05/05/2026
Save the date: May 9th, at 6 pm | “Elisa Benedetti: A Fresh Story to Rewrite”, presents the work developed by the Venezuelan photographer during her residency at the Miami Photographic Observatory (MPhO), a project centered on the women of Little Havana as bearers of memory, lived experience, and belonging.
Grounded in a practice shaped by proximity and reciprocity, Benedetti creates portraits in workplaces and within the homes of her participants, where domestic space acquires depth as both a cultural landscape and an extension of the lives it shelters. Rather than documenting a community, the artist constructs, together with her subjects, a shared space of representation in which the image emerges through relationship.
The exhibition also incorporates a questionnaire conceived by the artist and completed by those women, adding a layer of self-representation that expands the portrait into a more dialogical register. In parallel, a series of Polaroids introduces an immediate documentation of the neighborhood, forming an affective cartography that complements the project as a whole. Moving between portraiture, archive, and social observation, A Fresh Story to Rewrite offers an intimate and collective reading of Little Havana, positioning its women as active protagonists in the construction and rewriting of their own stories.
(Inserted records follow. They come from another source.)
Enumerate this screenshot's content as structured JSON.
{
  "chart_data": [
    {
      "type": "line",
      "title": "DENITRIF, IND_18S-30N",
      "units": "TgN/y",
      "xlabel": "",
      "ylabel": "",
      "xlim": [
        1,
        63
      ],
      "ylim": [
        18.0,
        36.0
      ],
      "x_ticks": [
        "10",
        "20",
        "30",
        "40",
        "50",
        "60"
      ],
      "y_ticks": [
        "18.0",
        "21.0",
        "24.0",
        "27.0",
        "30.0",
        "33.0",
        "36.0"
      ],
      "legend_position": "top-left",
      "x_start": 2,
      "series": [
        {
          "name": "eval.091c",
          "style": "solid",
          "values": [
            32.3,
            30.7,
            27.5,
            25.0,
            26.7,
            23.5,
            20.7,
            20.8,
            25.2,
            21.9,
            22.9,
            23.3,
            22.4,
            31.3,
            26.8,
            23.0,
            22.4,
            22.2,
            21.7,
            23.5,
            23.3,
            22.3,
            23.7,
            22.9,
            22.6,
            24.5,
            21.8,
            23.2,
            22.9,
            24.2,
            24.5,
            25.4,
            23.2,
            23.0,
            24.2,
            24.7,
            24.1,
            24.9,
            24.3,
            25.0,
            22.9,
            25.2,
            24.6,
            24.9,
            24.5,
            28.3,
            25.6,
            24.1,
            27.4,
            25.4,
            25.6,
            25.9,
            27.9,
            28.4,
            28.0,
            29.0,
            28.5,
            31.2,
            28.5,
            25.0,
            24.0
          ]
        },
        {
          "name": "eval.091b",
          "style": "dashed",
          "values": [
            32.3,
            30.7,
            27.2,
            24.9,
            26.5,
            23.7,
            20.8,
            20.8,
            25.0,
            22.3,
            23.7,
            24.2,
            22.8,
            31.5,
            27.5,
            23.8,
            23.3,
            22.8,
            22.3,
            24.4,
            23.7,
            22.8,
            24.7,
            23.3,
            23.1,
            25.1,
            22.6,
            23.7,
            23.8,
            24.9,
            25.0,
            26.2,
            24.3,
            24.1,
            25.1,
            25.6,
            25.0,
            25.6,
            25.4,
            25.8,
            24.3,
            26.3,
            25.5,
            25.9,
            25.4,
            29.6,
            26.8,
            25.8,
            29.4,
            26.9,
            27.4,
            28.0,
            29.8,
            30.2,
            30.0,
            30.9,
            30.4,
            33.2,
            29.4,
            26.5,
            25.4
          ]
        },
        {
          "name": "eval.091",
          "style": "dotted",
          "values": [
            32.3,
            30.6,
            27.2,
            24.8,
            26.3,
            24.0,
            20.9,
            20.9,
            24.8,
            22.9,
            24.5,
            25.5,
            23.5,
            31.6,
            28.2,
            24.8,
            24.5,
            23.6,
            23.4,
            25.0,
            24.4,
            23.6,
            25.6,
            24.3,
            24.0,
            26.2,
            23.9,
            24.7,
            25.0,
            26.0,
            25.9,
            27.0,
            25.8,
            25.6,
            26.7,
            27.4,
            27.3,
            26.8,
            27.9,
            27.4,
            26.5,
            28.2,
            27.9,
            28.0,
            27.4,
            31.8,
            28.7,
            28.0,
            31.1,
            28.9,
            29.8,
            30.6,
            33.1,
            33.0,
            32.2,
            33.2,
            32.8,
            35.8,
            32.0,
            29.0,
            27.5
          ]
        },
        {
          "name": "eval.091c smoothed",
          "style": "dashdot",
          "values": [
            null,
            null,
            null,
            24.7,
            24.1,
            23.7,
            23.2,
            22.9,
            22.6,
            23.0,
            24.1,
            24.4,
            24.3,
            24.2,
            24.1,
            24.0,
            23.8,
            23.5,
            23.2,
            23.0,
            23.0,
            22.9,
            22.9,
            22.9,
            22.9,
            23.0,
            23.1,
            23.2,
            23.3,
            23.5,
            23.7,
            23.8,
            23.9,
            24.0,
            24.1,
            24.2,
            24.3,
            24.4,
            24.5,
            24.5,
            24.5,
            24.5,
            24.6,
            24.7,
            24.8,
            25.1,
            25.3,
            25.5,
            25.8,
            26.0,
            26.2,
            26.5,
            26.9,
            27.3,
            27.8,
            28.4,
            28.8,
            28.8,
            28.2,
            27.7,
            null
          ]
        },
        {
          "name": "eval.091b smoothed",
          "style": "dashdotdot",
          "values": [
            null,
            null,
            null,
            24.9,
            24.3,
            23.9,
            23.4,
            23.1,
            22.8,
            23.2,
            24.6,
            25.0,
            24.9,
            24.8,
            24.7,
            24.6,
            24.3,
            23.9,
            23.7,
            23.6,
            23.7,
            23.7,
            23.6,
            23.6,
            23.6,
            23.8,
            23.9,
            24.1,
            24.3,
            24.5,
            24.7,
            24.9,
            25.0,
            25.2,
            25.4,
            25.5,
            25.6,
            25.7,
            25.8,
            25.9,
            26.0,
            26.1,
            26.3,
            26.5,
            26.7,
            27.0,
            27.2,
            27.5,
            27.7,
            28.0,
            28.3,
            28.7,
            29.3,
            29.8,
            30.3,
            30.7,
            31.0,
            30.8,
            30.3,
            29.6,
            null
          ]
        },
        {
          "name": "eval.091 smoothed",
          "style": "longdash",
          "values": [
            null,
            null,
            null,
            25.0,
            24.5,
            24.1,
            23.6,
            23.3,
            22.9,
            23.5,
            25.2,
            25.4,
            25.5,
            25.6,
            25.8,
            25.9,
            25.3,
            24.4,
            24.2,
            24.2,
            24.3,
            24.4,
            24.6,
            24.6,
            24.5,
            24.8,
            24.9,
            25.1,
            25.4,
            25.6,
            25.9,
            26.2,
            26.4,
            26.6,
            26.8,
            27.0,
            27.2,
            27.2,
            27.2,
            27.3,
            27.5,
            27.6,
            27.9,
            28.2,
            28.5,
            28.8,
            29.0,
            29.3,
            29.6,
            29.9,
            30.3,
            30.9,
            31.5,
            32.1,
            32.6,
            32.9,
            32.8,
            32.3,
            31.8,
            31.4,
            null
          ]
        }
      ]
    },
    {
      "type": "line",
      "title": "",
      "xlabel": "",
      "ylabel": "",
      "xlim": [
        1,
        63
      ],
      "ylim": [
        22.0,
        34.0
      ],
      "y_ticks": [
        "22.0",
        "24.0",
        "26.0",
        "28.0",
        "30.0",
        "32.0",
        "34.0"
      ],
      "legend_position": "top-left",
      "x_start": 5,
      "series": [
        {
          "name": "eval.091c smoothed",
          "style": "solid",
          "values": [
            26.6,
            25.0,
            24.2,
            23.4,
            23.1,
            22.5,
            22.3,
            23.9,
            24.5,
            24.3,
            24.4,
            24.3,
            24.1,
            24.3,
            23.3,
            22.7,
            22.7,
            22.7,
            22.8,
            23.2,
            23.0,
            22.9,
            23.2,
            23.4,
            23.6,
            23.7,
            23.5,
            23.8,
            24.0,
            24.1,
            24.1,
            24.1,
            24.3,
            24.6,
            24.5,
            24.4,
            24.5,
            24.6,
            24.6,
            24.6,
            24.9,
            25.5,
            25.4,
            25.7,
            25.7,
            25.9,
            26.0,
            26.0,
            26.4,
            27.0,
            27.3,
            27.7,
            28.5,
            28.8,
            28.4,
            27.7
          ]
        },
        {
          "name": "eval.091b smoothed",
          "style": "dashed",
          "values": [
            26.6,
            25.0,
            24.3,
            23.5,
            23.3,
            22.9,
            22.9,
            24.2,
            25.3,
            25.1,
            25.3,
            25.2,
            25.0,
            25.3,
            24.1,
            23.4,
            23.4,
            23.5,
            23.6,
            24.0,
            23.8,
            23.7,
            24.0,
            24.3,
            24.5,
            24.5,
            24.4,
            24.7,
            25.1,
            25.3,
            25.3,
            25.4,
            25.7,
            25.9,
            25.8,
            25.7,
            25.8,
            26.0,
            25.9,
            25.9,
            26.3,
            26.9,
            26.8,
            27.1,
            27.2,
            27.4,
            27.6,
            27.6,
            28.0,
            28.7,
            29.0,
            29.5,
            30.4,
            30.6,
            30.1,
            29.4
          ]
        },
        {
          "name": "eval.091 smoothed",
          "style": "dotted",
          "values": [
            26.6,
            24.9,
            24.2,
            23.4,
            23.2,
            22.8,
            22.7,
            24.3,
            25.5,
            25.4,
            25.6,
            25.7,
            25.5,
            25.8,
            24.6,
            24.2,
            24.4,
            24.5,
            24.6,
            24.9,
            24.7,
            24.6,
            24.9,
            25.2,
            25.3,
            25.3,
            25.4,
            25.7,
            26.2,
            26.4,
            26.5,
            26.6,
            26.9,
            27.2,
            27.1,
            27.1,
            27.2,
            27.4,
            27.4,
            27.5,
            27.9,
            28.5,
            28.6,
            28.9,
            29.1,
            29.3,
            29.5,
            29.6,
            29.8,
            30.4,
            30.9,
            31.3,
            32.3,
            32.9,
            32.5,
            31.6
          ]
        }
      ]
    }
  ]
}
This exhibition was made possible with the support of Art Connection Foundation and the Miami-Dade County Department of Cultural Affairs, the Cultural Affairs Council, the Mayor, and the Miami-Dade County Board of County Commissioners.
About the artist
Elisa Benedetti has been based in Miami since 2018. She earned a master’s degree in Photography with PhotoEspaña and is currently pursuing an MFA at Florida International University. Her practice combines analog and digital processes, including the use of Polaroid and medium-format cameras. In 2025, she was selected to present part of her Overtown portrait series at Green Space Foundation, on view from October 2025 through March 2026. She is also currently exhibiting her project Liberty City at Sala Mendoza in Caracas, Venezuela. Her work has been shown at PhotoEspaña (Madrid), the HistoryMiami Museum, and in solo exhibitions in Miami. She has been selected for the Coral Gables Museum photography exhibition in two consecutive years and received the Arturo Michelena Prize in Venezuela (2023), with work included in the permanent collection of the Galería de Arte Nacional. She has published three artist books and understands photography as an affectionate archive—one that preserves stories honoring the people portrayed, and leaves a record for future generations.
About Art Connections
Arts Connection Foundation was created in 2006 by Andreína Fuentes Angarita. It is a nonprofit arts organization based in Miami, focused on community engagement, education, and support for artists. Its collaboration with the MPHo aligns with core goals, including promoting artistic projects with social impact and using art to engage communities, explore identity, and address social, cultural, and political issues. Overall, Arts Connection Foundation operates at the intersection of artistic creation, community participation, education, and cultural activism.
About the Miami Photographic Observatory
The Miami Photographic Observatory is an artistic residency and platform dedicated to studying, through photographic imagery, the urban evolution and current configuration of Miami’s vital spaces. The artists-in-residence will map various sectors of the city, creating updated visual archives to be presented on artistic and educational platforms. These archives will function not only as visual chronicles of a landscape and its time but also as interactive fields of dialogue between imagery and theory. Local and international artists will have access to studio/gallery space, where they can exhibit previous works and the commissioned pieces created during their residency.
The outcome of this multidisciplinary research will be gradually collected and organized on the Miami Photographic Observatory’s website. The visual mappings created by the residents will be presented in thematic exhibitions at Aluna Art Foundation’s space in Little Havana. Over time, the Miami Photographic Observatory aspires to become an essential visual and theoretical platform for the study of the city’s heritage and for understanding its transformations during the early decades of the 21st century.